Obamacare’s Impact on Campus: Students Lose Health Coverage When Premiums Rise
Alicia M. Cohn /
When Obamacare hits campus, students lose options.
Obamacare mandates are already forcing many colleges and universities to drop student insurance completely or reduce benefits extended to employee spouses, as the University of Virginia recently did.
A letter sent to parents of students at Indiana’s Taylor University this summer explains the school had to choose between dropping student insurance coverage completely or raising premiums by about 110 percent (from $430 to $946 annually for U.S. students). Taylor chose the former, explaining in writing that the private school’s insurance premium costs would rise even higher after the 2013-14 school year.
Health and Human Services (HHS) Secretary Kathleen Sebelius conceded in March that some Americans could see their insurance premiums rise under the new law, but that was after months of insisting premiums would not go up. Sebelius even ignored a warning from the American Council on Education that schools might not be able to afford to continue offering student health plans under the bill.

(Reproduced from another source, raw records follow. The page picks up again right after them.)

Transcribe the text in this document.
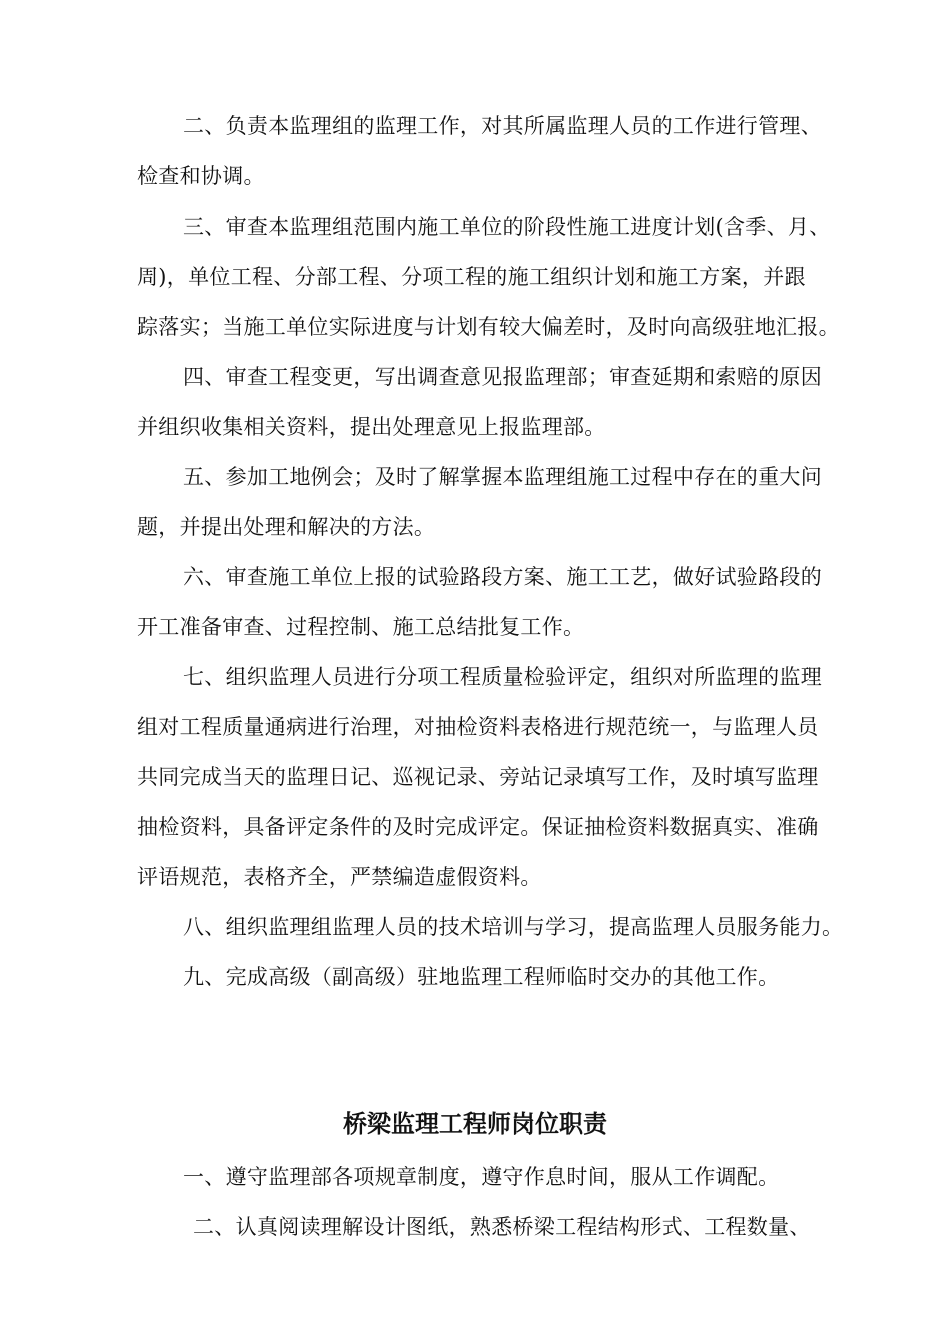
二、负责本监理组的监理工作，对其所属监理人员的工作进行管理、
检查和协调。
三、审查本监理组范围内施工单位的阶段性施工进度计划(含季、月、
周)，单位工程、分部工程、分项工程的施工组织计划和施工方案，并跟
踪落实；当施工单位实际进度与计划有较大偏差时，及时向高级驻地汇报。
四、审查工程变更，写出调查意见报监理部；审查延期和索赔的原因
并组织收集相关资料，提出处理意见上报监理部。
五、参加工地例会；及时了解掌握本监理组施工过程中存在的重大问
题，并提出处理和解决的方法。
六、审查施工单位上报的试验路段方案、施工工艺，做好试验路段的
开工准备审查、过程控制、施工总结批复工作。
七、组织监理人员进行分项工程质量检验评定，组织对所监理的监理
组对工程质量通病进行治理，对抽检资料表格进行规范统一，与监理人员
共同完成当天的监理日记、巡视记录、旁站记录填写工作，及时填写监理
抽检资料，具备评定条件的及时完成评定。保证抽检资料数据真实、准确
评语规范，表格齐全，严禁编造虚假资料。
八、组织监理组监理人员的技术培训与学习，提高监理人员服务能力。
九、完成高级（副高级）驻地监理工程师临时交办的其他工作。
桥梁监理工程师岗位职责
一、遵守监理部各项规章制度，遵守作息时间，服从工作调配。
二、认真阅读理解设计图纸，熟悉桥梁工程结构形式、工程数量、
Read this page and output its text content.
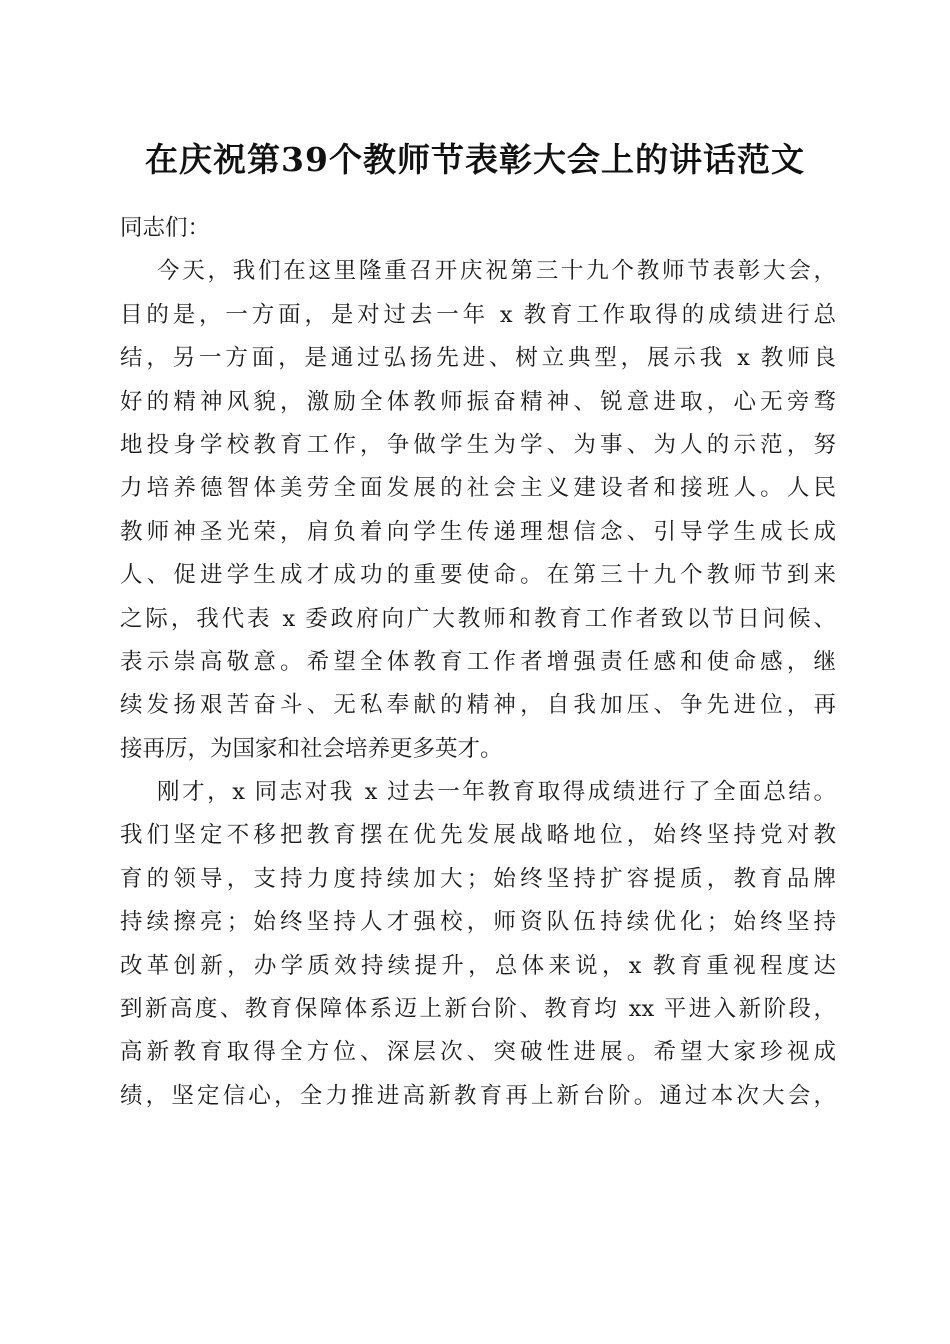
在庆祝第39个教师节表彰大会上的讲话范文
同志们：
今天，我们在这里隆重召开庆祝第三十九个教师节表彰大会，
目的是，一方面，是对过去一年 x 教育工作取得的成绩进行总
结，另一方面，是通过弘扬先进、树立典型，展示我 x 教师良
好的精神风貌，激励全体教师振奋精神、锐意进取，心无旁骛
地投身学校教育工作，争做学生为学、为事、为人的示范，努
力培养德智体美劳全面发展的社会主义建设者和接班人。人民
教师神圣光荣，肩负着向学生传递理想信念、引导学生成长成
人、促进学生成才成功的重要使命。在第三十九个教师节到来
之际，我代表 x 委政府向广大教师和教育工作者致以节日问候、
表示崇高敬意。希望全体教育工作者增强责任感和使命感，继
续发扬艰苦奋斗、无私奉献的精神，自我加压、争先进位，再
接再厉，为国家和社会培养更多英才。
刚才，x 同志对我 x 过去一年教育取得成绩进行了全面总结。
我们坚定不移把教育摆在优先发展战略地位，始终坚持党对教
育的领导，支持力度持续加大；始终坚持扩容提质，教育品牌
持续擦亮；始终坚持人才强校，师资队伍持续优化；始终坚持
改革创新，办学质效持续提升，总体来说，x 教育重视程度达
到新高度、教育保障体系迈上新台阶、教育均 xx 平进入新阶段，
高新教育取得全方位、深层次、突破性进展。希望大家珍视成
绩，坚定信心，全力推进高新教育再上新台阶。通过本次大会，
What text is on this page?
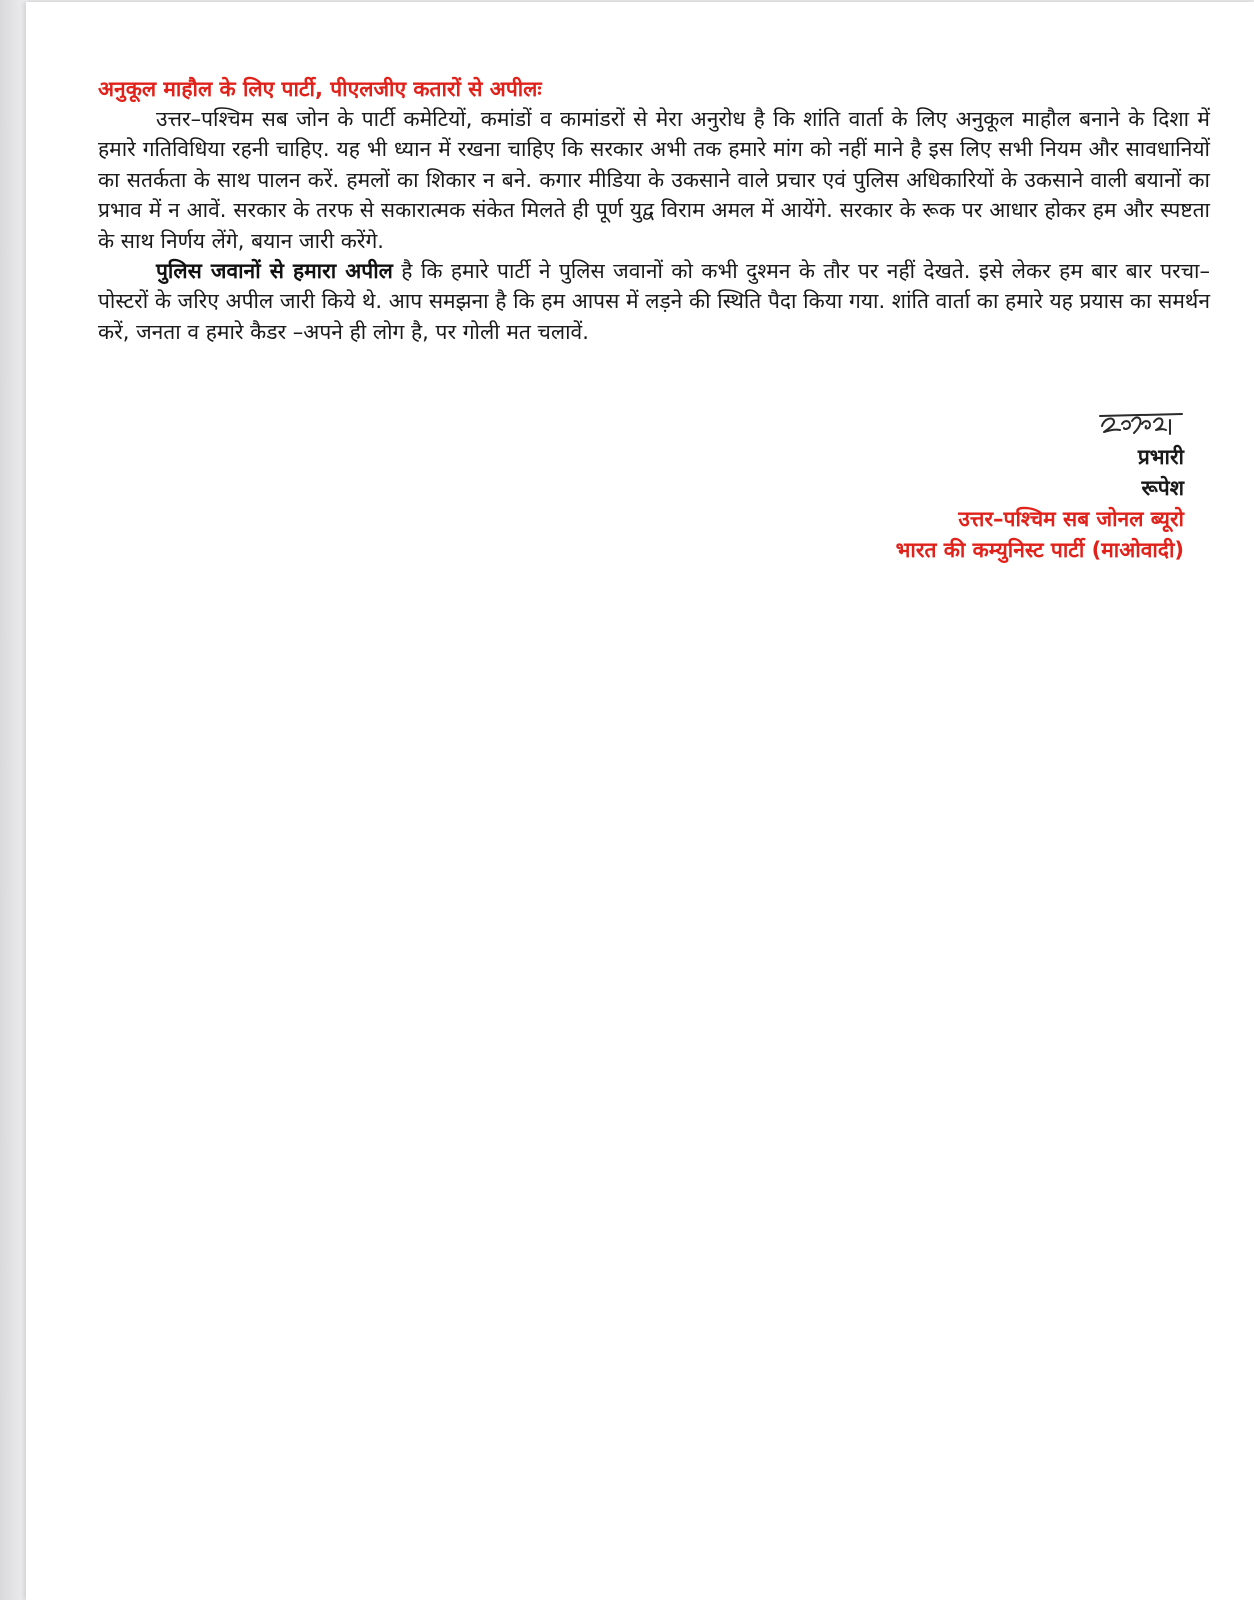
अनुकूल माहौल के लिए पार्टी, पीएलजीए कतारों से अपीलः

उत्तर–पश्चिम सब जोन के पार्टी कमेटियों, कमांडों व कामांडरों से मेरा अनुरोध है कि शांति वार्ता के लिए अनुकूल माहौल बनाने के दिशा में हमारे गतिविधिया रहनी चाहिए. यह भी ध्यान में रखना चाहिए कि सरकार अभी तक हमारे मांग को नहीं माने है इस लिए सभी नियम और सावधानियों का सतर्कता के साथ पालन करें. हमलों का शिकार न बने. कगार मीडिया के उकसाने वाले प्रचार एवं पुलिस अधिकारियों के उकसाने वाली बयानों का प्रभाव में न आवें. सरकार के तरफ से सकारात्मक संकेत मिलते ही पूर्ण युद्व विराम अमल में आयेंगे. सरकार के रूक पर आधार होकर हम और स्पष्टता के साथ निर्णय लेंगे, बयान जारी करेंगे.

पुलिस जवानों से हमारा अपील है कि हमारे पार्टी ने पुलिस जवानों को कभी दुश्मन के तौर पर नहीं देखते. इसे लेकर हम बार बार परचा–पोस्टरों के जरिए अपील जारी किये थे. आप समझना है कि हम आपस में लड़ने की स्थिति पैदा किया गया. शांति वार्ता का हमारे यह प्रयास का समर्थन करें, जनता व हमारे कैडर –अपने ही लोग है, पर गोली मत चलावें.

प्रभारी
रूपेश
उत्तर–पश्चिम सब जोनल ब्यूरो
भारत की कम्युनिस्ट पार्टी (माओवादी)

“I have proof right here,” Carole-Ann Inserra, the mother of one Taylor student, told Heritage. She provided Heritage with a copy of the letter from Taylor. “It’s right here on a piece of paper; it’s right here in writing. Everybody’s insurance rates are going up, so I just don’t understand why people are out there lying to the American people. I do understand: it’s politics. But it’s not the truth.”
The letter from Taylor explicitly blames Obamacare for the changes. Some of the coverage requirements included in the Obamacare mandate also conflict with the school’s religious teaching.
For Carole-Ann and Bob Inserra (the parents of Heritage Analyst David Inserra), it means their daughter Alyssa will no longer have a primary care doctor near her school. She is covered under her parents’ plan, but their insurance does not have primary care doctors in Indiana, which is why they bought the college’s plan in the first place. Carole-Ann is concerned that Alyssa could have an urgent medical need while at school or on the road with the tennis team.
“If something happened to Alyssa, [we] could get it pre-approved, but it would take three days,” she said. “You have to tell the insurance company and it can take up to three days for them to tell you, ‘Okay, you can go to this [local] doctor.’”
Carole-Ann Inserra tells Heritage that she’s most concerned about the trend of making student insurance less affordable. The lack of options is forcing many students to choose between forgoing insurance completely—making rates higher for everyone else in the pool—or accepting government subsidies they might not want for coverage they might not need.
“This doesn’t just affect my daughter; it affects every student that goes to college,” Inserra says. “It’s always the kids; they’re going to have to pay for it.”